Las imágenes realmente nos anestesian, como decía Sontag. Tras la exhibición constante, éstas pierden su efectividad. Dejan de movilizarnos y con ello nuestro compromiso decae. De igual manera que las imágenes, los conceptos también producen una saciedad tal que deja de estremecernos al abordar la realidad. La representación en la historia tiene un movimiento bascular. La distancia entre el ser y el mundo a veces se estrecha, otras se aleja. Hoy los estudios de cultura visual reflexionan sobre cómo el arte interpreta la realidad de conflictos políticos y traumas históricos. Parece interesante que Ernst Van Alphen sostenga la superioridad epistemológica de las artes respecto de la historiográfica. Para él, las artes poseen una contundencia dramática que la historia no puede alcanzar, un enfoque afectivo inherente a su lenguaje. Si representar es señalar algo que está ausente mediante un sustituto perceptivo y simbólico, llamar escombros a estos restos constructivos resulta factible. Escombro puede ser interpretado como recordatorio de la mortalidad innominada, ausente de singularidad, sin relatos épicos que esperan ser cantados siglos después. El escombro es el resultado de un proceso de demolición, de una fuerza extrema sobre un cuerpo (hormigonado/humano). Son muestras inorgánicas y deleznables de los conflictos políticos y religiosos sobre la población civil y participantes involuntarios. Esto se relaciona con el giro ético en la representación artística. Parte de esta condición es la actualización e inclusión de nuevos términos que permitan aproximarnos con cautela a las masacres humanas contemporáneas.

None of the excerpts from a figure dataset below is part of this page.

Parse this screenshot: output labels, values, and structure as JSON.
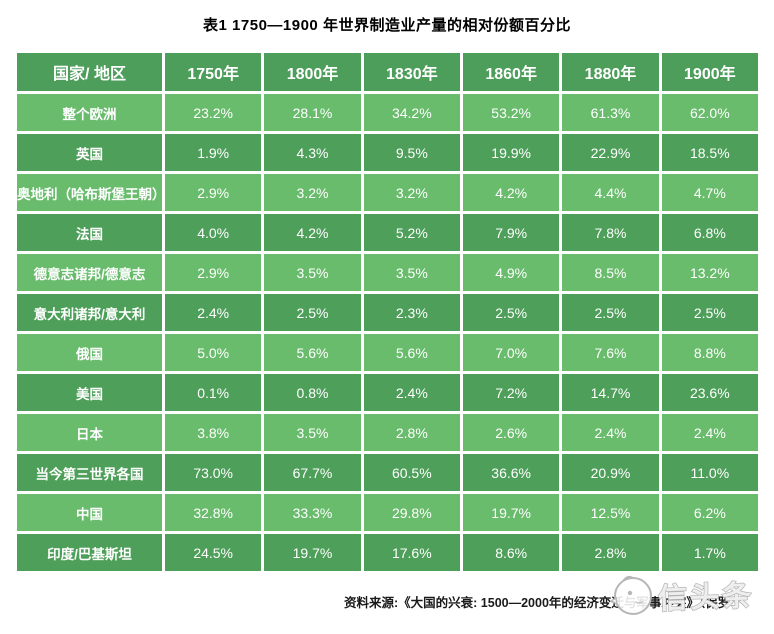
{
  "title": "表1  1750—1900 年世界制造业产量的相对份额百分比",
  "chart_data": {
    "type": "table",
    "title": "表1  1750—1900 年世界制造业产量的相对份额百分比",
    "unit": "%",
    "columns": [
      "国家/ 地区",
      "1750年",
      "1800年",
      "1830年",
      "1860年",
      "1880年",
      "1900年"
    ],
    "rows": [
      {
        "label": "整个欧洲",
        "values": [
          23.2,
          28.1,
          34.2,
          53.2,
          61.3,
          62.0
        ]
      },
      {
        "label": "英国",
        "values": [
          1.9,
          4.3,
          9.5,
          19.9,
          22.9,
          18.5
        ]
      },
      {
        "label": "奥地利（哈布斯堡王朝）",
        "values": [
          2.9,
          3.2,
          3.2,
          4.2,
          4.4,
          4.7
        ]
      },
      {
        "label": "法国",
        "values": [
          4.0,
          4.2,
          5.2,
          7.9,
          7.8,
          6.8
        ]
      },
      {
        "label": "德意志诸邦/德意志",
        "values": [
          2.9,
          3.5,
          3.5,
          4.9,
          8.5,
          13.2
        ]
      },
      {
        "label": "意大利诸邦/意大利",
        "values": [
          2.4,
          2.5,
          2.3,
          2.5,
          2.5,
          2.5
        ]
      },
      {
        "label": "俄国",
        "values": [
          5.0,
          5.6,
          5.6,
          7.0,
          7.6,
          8.8
        ]
      },
      {
        "label": "美国",
        "values": [
          0.1,
          0.8,
          2.4,
          7.2,
          14.7,
          23.6
        ]
      },
      {
        "label": "日本",
        "values": [
          3.8,
          3.5,
          2.8,
          2.6,
          2.4,
          2.4
        ]
      },
      {
        "label": "当今第三世界各国",
        "values": [
          73.0,
          67.7,
          60.5,
          36.6,
          20.9,
          11.0
        ]
      },
      {
        "label": "中国",
        "values": [
          32.8,
          33.3,
          29.8,
          19.7,
          12.5,
          6.2
        ]
      },
      {
        "label": "印度/巴基斯坦",
        "values": [
          24.5,
          19.7,
          17.6,
          8.6,
          2.8,
          1.7
        ]
      }
    ]
  },
  "footer": {
    "source": "资料来源:《大国的兴衰: 1500—2000年的经济变迁与军事冲突》（保罗·"
  },
  "watermark": {
    "icon": "cartoon-face-logo-icon",
    "text": "信头条"
  },
  "colors": {
    "header_green": "#4d9d5b",
    "row_light": "#68bc6c",
    "row_dark": "#4e9f5a",
    "cell_text": "#ffffff",
    "watermark_gray": "#b3b3b3"
  }
}
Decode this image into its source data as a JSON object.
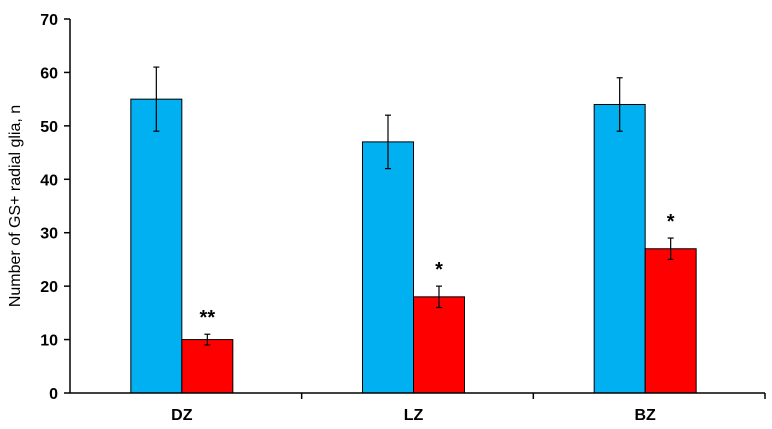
{
  "chart_data": {
    "type": "bar",
    "title": "",
    "xlabel": "",
    "ylabel": "Number of GS+ radial glia, n",
    "categories": [
      "DZ",
      "LZ",
      "BZ"
    ],
    "ylim": [
      0,
      70
    ],
    "yticks": [
      0,
      10,
      20,
      30,
      40,
      50,
      60,
      70
    ],
    "grid": false,
    "legend": "none",
    "series": [
      {
        "color": "#00B0F0",
        "values": [
          55,
          47,
          54
        ],
        "errors": [
          6,
          5,
          5
        ],
        "annotations": [
          "",
          "",
          ""
        ]
      },
      {
        "color": "#FF0000",
        "values": [
          10,
          18,
          27
        ],
        "errors": [
          1,
          2,
          2
        ],
        "annotations": [
          "**",
          "*",
          "*"
        ]
      }
    ]
  }
}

Los límites de la representación están en el centro de esta discusión. ¿Cómo representar lo que no se puede decir, oír, o creer? La representación implica un profundo peligro aporético: si algo no es representable, entonces lo sucedido no es imaginable, y por tanto no existe. Queda atrapado en el reino de la invención. Primo Levi, George Steiner, José Emilio Burucúa y muchos otros pensadores advirtieron sobre la brecha entre lo acontecido y lo representado. Ese es el riesgo. Son muchos los estudios sobre acontecimientos límites y en ellos encontramos condiciones comunes: toda representación de una masacre está asociada a la exigencia de no distorsionar los hechos, la narración o imagen testimonial busca una verdad irrenunciable, la brevedad o pobreza del lenguaje es un gran problema para contar lo ocurrido, y, finalmente, el riesgo de que la comprensión de lo recibido derive en la justificación de lo injustificable.

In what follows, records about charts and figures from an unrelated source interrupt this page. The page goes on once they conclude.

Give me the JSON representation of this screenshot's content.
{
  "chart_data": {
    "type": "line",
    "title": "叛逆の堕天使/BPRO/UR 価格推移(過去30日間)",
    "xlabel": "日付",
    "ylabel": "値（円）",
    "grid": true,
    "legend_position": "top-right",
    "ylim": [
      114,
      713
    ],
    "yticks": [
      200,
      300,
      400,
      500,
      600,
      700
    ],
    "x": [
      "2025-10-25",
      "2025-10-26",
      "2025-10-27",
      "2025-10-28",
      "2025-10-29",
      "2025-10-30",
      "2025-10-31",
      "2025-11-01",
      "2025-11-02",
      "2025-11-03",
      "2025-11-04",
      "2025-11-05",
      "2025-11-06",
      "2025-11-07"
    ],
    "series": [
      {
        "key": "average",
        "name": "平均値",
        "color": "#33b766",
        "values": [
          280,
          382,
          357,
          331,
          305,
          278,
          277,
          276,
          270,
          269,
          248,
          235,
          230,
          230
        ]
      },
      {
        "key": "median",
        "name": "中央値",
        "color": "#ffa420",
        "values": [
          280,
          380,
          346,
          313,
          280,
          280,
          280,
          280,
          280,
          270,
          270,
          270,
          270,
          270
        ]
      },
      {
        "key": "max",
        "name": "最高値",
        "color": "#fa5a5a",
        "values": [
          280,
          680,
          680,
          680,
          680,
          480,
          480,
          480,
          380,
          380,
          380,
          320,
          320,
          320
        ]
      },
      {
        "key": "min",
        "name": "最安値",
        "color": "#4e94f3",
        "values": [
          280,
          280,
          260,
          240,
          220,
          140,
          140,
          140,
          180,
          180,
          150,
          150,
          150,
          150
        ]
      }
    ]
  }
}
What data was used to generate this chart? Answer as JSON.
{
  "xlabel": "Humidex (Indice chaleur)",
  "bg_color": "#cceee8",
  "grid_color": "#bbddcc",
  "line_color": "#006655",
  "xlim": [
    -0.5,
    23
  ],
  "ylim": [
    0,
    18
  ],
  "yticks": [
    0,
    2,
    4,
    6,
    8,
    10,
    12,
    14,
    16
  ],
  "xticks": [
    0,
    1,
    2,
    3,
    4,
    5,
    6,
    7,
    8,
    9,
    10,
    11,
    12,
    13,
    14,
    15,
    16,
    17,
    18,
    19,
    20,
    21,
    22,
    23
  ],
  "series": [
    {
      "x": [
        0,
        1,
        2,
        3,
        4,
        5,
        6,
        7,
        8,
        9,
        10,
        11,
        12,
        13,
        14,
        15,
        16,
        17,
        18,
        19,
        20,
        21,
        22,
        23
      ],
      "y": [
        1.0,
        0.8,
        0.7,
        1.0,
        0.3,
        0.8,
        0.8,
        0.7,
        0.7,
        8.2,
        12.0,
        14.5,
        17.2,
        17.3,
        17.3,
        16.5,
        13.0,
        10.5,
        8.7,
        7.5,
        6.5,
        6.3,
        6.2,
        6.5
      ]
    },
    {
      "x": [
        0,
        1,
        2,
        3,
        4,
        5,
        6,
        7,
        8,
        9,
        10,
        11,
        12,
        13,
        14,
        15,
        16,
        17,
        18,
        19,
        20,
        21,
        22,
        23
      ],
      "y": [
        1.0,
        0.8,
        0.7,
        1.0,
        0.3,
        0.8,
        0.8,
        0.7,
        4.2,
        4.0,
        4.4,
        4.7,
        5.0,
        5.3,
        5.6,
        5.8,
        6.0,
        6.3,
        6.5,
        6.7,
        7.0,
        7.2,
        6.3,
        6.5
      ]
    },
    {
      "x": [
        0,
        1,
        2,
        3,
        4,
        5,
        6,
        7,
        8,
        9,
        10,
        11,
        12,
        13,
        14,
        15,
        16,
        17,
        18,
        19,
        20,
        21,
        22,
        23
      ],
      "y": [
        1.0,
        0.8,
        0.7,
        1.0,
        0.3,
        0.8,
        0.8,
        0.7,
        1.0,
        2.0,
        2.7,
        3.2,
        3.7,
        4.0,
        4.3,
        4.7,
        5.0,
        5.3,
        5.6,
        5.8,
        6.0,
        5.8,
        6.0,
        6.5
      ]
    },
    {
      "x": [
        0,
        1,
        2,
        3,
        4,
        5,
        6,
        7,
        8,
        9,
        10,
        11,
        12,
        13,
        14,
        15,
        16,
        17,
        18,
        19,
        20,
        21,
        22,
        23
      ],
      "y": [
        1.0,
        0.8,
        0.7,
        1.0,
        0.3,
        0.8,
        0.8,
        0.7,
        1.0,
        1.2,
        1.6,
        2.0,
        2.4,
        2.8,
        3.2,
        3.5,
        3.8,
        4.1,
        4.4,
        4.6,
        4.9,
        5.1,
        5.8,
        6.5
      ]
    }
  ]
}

¿Es la ruina, en cuanto término teórico el que permite representar hoy una masacre? La representación artística siempre abre un problema enorme al ser un intento limitado, y que además requiere la revisión constante de sus materiales de representación. El escombro es un elemento que testimonia la devastación contemporánea, por lo cual sus posibilidades de expresión crítica son innumerables.